Eine Kontrolle ergab, dass er ein entlassener Häftling war. Sein Bewährungshelfer wurde informiert und ein Treffen angeordnet. Garrido erschien am Mittwoch mit Dugard, deren Name durch «Americas Most Wanted» landesweit bekanntgeworden war, und den beiden Mädchen. Bei dem Treffen stellte sich Dugard als «Allissa» und Ehefrau Garridos vor. Während der Befragung gab Garrido jedoch zu, Dugard entführt zu haben.

Mit Garrido wurde dessen 54-jährige Frau Nancy verhaftet - sie soll bei der Entführung 1991 dabei gewesen sein. Das damals elfjährige Mädchen mit blonden Haaren und Pferdeschwanz wurde an der Schulbushaltestelle in South Lake Tahoe vor den Augen ihres Stiefvaters in ein Auto gezerrt. Der 60-jährige Carl Probyn galt lange selbst als Tatverdächtiger. «Es hat meine Ehe zerbrochen», sagte er der Nachrichtenagentur AP. «Ich bin durch die Hölle gegangen, ich meine, ich war bis gestern ein Verdächtiger.»

Ob Garrido auch seine Töchter missbraucht hat, sei noch Gegenstand von Ermittlungen, erklärte die Polizei am Donnerstag.
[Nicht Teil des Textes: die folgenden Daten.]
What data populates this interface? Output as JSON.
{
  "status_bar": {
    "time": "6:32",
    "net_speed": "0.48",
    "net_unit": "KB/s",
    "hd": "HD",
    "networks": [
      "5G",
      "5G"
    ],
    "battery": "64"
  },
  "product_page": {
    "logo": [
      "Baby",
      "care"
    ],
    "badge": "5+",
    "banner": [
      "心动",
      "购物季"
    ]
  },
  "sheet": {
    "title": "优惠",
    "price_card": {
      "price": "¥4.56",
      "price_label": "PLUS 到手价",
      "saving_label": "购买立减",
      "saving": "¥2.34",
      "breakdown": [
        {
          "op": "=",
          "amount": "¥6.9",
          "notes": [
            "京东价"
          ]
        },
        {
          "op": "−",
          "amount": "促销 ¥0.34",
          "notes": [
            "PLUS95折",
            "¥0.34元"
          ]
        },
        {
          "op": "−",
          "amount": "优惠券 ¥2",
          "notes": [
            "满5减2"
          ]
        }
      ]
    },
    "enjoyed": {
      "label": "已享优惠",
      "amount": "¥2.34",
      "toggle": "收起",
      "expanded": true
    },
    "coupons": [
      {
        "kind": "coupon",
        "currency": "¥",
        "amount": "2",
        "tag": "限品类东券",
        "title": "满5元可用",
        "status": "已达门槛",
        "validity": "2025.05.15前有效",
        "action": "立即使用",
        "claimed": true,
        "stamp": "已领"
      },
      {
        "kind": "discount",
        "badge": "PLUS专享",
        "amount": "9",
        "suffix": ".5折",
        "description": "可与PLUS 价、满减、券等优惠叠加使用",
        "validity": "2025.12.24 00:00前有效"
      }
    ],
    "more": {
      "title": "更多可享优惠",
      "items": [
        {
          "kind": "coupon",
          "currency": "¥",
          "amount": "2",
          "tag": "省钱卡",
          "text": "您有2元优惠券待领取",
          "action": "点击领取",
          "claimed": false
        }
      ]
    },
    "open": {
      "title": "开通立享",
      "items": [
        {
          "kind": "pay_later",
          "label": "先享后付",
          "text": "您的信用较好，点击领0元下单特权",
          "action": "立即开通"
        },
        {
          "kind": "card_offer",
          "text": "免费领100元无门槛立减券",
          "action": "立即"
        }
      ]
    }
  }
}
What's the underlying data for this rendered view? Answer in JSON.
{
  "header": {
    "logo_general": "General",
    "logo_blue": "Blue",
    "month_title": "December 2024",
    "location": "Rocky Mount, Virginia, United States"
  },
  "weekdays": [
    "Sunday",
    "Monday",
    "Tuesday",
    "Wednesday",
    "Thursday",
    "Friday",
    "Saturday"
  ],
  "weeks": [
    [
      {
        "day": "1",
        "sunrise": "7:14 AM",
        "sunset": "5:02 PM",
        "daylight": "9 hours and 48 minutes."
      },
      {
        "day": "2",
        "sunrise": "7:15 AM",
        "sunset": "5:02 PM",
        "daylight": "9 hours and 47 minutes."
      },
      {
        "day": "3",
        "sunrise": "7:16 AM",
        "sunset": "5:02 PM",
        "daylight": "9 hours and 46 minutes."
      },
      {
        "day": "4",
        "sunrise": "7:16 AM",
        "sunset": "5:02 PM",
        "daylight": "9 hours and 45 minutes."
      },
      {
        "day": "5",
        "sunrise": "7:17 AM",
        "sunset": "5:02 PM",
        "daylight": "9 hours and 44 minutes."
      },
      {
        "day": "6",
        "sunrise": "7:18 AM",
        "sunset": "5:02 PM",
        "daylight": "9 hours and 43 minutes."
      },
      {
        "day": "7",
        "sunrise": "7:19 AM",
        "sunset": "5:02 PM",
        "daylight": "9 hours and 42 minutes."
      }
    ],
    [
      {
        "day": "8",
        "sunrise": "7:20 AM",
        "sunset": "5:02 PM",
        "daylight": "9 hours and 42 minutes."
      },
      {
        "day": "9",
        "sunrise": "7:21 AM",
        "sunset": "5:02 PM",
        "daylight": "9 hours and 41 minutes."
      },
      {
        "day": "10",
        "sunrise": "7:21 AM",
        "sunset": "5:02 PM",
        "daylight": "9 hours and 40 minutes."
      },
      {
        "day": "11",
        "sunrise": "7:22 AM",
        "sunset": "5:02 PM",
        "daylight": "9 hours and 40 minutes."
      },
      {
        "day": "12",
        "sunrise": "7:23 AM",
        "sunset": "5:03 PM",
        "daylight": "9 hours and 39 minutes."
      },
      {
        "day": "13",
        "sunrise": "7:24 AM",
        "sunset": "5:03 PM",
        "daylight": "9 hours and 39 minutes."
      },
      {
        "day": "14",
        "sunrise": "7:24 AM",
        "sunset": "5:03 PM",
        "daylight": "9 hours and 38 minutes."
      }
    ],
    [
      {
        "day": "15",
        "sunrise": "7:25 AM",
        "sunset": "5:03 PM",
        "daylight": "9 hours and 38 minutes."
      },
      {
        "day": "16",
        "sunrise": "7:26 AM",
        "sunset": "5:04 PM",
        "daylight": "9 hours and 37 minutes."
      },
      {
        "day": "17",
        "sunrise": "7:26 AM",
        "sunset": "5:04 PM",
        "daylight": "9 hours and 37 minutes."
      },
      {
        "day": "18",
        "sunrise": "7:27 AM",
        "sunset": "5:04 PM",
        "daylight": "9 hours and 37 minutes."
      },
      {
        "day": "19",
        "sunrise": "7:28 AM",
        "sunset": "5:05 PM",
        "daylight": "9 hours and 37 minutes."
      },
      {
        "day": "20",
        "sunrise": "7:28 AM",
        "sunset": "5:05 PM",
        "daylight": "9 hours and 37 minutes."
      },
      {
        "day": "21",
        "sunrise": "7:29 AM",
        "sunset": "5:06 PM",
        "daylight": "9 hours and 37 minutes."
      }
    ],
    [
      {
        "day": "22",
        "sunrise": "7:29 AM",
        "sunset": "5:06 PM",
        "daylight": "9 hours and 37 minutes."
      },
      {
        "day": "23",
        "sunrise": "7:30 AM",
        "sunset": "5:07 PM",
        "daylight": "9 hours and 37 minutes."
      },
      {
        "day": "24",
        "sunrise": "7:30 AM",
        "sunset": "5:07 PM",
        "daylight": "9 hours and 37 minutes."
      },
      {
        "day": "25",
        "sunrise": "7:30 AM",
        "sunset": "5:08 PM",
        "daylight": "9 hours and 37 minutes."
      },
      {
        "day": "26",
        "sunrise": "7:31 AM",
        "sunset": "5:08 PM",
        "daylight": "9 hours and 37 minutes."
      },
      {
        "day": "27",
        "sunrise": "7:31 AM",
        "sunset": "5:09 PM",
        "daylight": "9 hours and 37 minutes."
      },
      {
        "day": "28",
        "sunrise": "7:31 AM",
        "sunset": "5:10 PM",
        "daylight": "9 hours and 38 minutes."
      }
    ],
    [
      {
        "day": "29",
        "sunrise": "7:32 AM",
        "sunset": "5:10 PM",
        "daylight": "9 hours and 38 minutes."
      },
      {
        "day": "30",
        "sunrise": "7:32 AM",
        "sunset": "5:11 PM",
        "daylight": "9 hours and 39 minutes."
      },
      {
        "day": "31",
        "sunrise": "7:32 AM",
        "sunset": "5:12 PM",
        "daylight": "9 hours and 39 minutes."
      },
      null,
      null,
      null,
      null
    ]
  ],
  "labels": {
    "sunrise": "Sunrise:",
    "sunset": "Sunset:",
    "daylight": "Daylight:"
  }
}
Garridos Anwesen befindet sich in Antioch, einer 100.000-Einwohnerstadt, rund 320 Kilometer vom Entführungsort entfernt.

Nachbarin hörte Kinder spielen

Garrido betrieb dort eine Druckerei. Kunden sagten, ihnen sei nichts Verdächtiges aufgefallen. Garridos religiöser Fanatismus habe sich in den letzten Jahren aber gesteigert. Ein Kunde, Tim Allen, sagte, Garrido habe zuletzt davon gesprochen, die Druckerei aufzugeben und Prediger zu werden. «Er hat geschwafelt, das hat keinen Sinn ergeben», sagte Allen. «Er war halt irgendwie verrückt.» In den vergangenen Jahren sei er drei Mal mit zwei «hübschen kleinen blonden Mädchen» bei ihm im Ausstellungsraum gewesen, sagte Allen.

Nachbarin Diane Doty sagte, sie habe Zelte gesehen, häufiger Kinder spielen gehört und sogar vermutet, die Kinder würden in den Zelten leben. Ihr Mann habe sie aber ermahnt, die Familie in Ruhe zu lassen. «Er sagte, 'vielleicht leben die einfach gerne so'», erklärt Doty. (ap/afp)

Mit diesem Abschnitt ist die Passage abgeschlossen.